# Occupational Pension - High Risk Investments



## flossie (8 Sep 2011)

Very quick question, i managed to get my company to setup an occupational pension (thanks for previous information Baracuda) which is just about complete. Funds from my PRSA will transfer across soon.

Been having a look over how to split my funds....i get the general impression that as i have 30+ years to retirement, i should be 'OK' to invest in higher risk returns. My PRSA was currently split 85/15 between 2 high risk funds. I'm wondering whether to keep this set up in place, or should i do some more splits, spread the funds over say 5 different funds?

I am on a Zurich pension. 29 years old, company contribute 8% and i contribute 7% at the moment. Plan to keep putting in maximum available amounts for the forseeable future.


----------



## Baracuda (12 Sep 2011)

Personally I would leave the PRSA as is and not transfer the value, why I hear you ask? Your PRSA can be drawn down at any age over the age of 60 using current regulations where as your Occ pension has a set retirement date. So lets say that when you turn 60 you decide to retire you can surrender the PRSA and get your TFLS where as if you transfer the value into the scheme you will have to wait till normal retirement age. There are also other reasons as well to consider such as personal estate planning where this would be good idea.
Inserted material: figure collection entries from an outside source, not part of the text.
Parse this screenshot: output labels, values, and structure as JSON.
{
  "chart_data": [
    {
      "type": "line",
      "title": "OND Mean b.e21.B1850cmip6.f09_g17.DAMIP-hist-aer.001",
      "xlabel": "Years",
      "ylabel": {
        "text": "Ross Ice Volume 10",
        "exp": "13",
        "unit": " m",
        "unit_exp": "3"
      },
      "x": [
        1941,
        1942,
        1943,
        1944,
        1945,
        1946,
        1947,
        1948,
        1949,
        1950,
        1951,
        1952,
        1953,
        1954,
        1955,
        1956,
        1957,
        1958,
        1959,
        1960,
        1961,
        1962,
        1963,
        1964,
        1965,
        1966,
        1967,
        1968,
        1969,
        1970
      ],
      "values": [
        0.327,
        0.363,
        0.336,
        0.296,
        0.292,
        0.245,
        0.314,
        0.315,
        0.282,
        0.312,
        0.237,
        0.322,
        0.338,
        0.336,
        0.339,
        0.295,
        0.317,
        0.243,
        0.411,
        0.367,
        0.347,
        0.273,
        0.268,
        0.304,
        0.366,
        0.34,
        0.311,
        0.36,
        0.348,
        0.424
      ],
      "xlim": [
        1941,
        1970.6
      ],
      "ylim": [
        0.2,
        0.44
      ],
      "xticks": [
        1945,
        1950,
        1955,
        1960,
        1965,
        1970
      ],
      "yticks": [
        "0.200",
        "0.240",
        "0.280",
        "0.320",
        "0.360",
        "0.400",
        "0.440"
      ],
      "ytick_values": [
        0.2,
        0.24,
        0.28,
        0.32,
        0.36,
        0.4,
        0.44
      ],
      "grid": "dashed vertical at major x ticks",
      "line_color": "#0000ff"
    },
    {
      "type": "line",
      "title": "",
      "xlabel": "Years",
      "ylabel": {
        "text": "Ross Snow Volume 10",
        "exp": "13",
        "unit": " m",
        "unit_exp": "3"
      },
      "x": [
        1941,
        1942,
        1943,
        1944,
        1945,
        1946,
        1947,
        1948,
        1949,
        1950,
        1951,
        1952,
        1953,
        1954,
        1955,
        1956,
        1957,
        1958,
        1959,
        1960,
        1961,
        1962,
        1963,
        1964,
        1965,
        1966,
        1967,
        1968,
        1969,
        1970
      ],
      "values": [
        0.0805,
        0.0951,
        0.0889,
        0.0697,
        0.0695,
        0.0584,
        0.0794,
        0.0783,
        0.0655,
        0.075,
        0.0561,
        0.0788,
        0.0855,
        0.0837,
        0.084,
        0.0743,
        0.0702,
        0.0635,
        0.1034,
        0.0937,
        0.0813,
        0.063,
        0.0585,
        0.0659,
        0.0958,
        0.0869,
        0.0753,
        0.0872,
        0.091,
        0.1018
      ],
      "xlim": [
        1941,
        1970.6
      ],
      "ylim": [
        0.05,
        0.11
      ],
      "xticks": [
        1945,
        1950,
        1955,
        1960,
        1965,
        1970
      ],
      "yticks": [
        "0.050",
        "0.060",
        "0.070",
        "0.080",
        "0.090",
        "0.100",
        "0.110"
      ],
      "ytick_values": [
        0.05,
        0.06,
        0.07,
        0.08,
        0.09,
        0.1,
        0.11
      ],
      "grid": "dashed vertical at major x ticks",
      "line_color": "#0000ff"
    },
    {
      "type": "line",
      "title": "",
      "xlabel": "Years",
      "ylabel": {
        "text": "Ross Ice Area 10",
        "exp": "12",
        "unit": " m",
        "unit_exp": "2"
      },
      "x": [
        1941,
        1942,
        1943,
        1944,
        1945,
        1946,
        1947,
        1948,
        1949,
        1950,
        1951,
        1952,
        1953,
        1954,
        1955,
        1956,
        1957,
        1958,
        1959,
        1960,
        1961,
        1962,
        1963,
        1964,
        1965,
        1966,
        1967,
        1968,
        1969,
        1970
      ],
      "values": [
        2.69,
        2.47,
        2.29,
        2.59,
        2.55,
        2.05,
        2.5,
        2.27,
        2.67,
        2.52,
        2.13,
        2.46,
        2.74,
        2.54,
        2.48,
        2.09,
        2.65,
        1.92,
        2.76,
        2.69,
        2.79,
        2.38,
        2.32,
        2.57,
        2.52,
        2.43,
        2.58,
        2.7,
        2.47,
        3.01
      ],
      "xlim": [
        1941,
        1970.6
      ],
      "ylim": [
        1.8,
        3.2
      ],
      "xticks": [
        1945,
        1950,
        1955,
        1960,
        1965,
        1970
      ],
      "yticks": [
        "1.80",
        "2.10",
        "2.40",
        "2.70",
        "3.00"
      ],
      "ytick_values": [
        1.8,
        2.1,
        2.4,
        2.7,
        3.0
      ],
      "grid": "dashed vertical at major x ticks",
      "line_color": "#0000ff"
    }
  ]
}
I would take it that the pension's advisor advised you which funds were most suitable for your risk tolerance. I assume that you have a high risk to reward tolerance. The question that you ask is incomplete as we could advice you too go ahead and invest in up to 5 high risk funds, but what if there are all equity funds that are similar! My opinion on this subject (this is not advice) is to invest in a range of different assets such as a main equity index, emerging markets equity index, commodites index and bond index and perhaps property (UK property up about 5%YTD but there maybe trouble ahead) The % to invest in each of the above should be reviewed yearly especially as you get closer to retirement! 

Just that you know that while Zurich managed funds performance has been exceptional in the past, it gives little indication to how it may perform in the future, it is also worth noting that managed funds rarely if ever, outperform the index that they are benchmarked against, managed funds usually have higher AMC than indexed funds so my advice this time is to invest in indexed funds and save money in charges and get the true market return!


----------



## flossie (12 Sep 2011)

Baracuda,

As ever, great advice - thank you so much. 

To be honest, my pension advisor hasn't been in touch. I got notification from my HR department last week that they had finalised the changover. Nothing has been mentioned as to fixed retirement date etc. This is not the first time i have received lack of communications!

In terms of risk i feel that as i am still in my 20s i can tolerate the high risks for a while....as i mentioned in other threads, i am still very confused about pensions, but i feel that as i have 30+ years to retirement i can afford to high risk for a while.....and gradually wind things down to lower risks as i get older. I like the idea of investing in different aqssets.....when the pension advisor (eventually!) gets in touch i shall discuss this further with them. Out of interest, if i am not happy with the attitude of the advisor can i ask to change them? 

In terms of estate planning, i am guessing that you mean if i pass away it is the way the monies go into my estate? I am looking into making my will this year (eek! ) so would be interesting to see how this has an impact. 

This situation is a pain as i am the only employee in Ireland to be in this situation. As my HR department are overseas they don't understand the situation too well. It's frustrating!


----------



## Baracuda (12 Sep 2011)

> Out of interest, if i am not happy with the attitude of the advisor can i ask to change them?


If your employer has chosen a corporate pension provider then the answer is no as the account manager is chosen by your employer. If you had a say and it the pension is a one member scheme then you may have a say to some extent.


> In terms of estate planning, i am guessing that you mean if i pass away it is the way the monies go into my estate?


 Yes the value of the pension is paid to your estate taxfree if you die in service, PRSA's are treated the same until you decide to take benefits. In the case of benefits being drawn, the value of of an AMRF/ARF is subject to inheritance tax rules, or if you are married the AMRF/ARF is transfered to your husband as a ARF and he would be liable to income tax. So you could draw down benefits from Occ pension and this would be subject tax in the event of death but if you leave the PRSA and do not take benefits and you were to die before your 75th birthday, the value would be passed onto your estate taxfree. 

By the way I assume that your employers DB scheme provides Death in Service benefits...make sure that you get this added onto your DC scheme if the DB scheme members have this benefit!


----------



## flossie (13 Sep 2011)

Thanks again Baracuda....

In terms of death in service i receive 4.5 x my salary to my estate (just realised i have left my ex as a benificiary on that, must change it! ) and when i came back to Ireland this remained the same (it's written into my emplyment contract).

Interesting about the PRSA benefit to the estate. As i currently have no dependents (other than a dog!) my estate is to be passed to my parents, guessing the rules you listed above apply here too. 

I think I will request a meeting with the pension advisor, get them to come out and visit me one evening and double/triple check i understand everything.

Thanks once again, i only hope i can provide some assistance to you one day 

Floss.


----------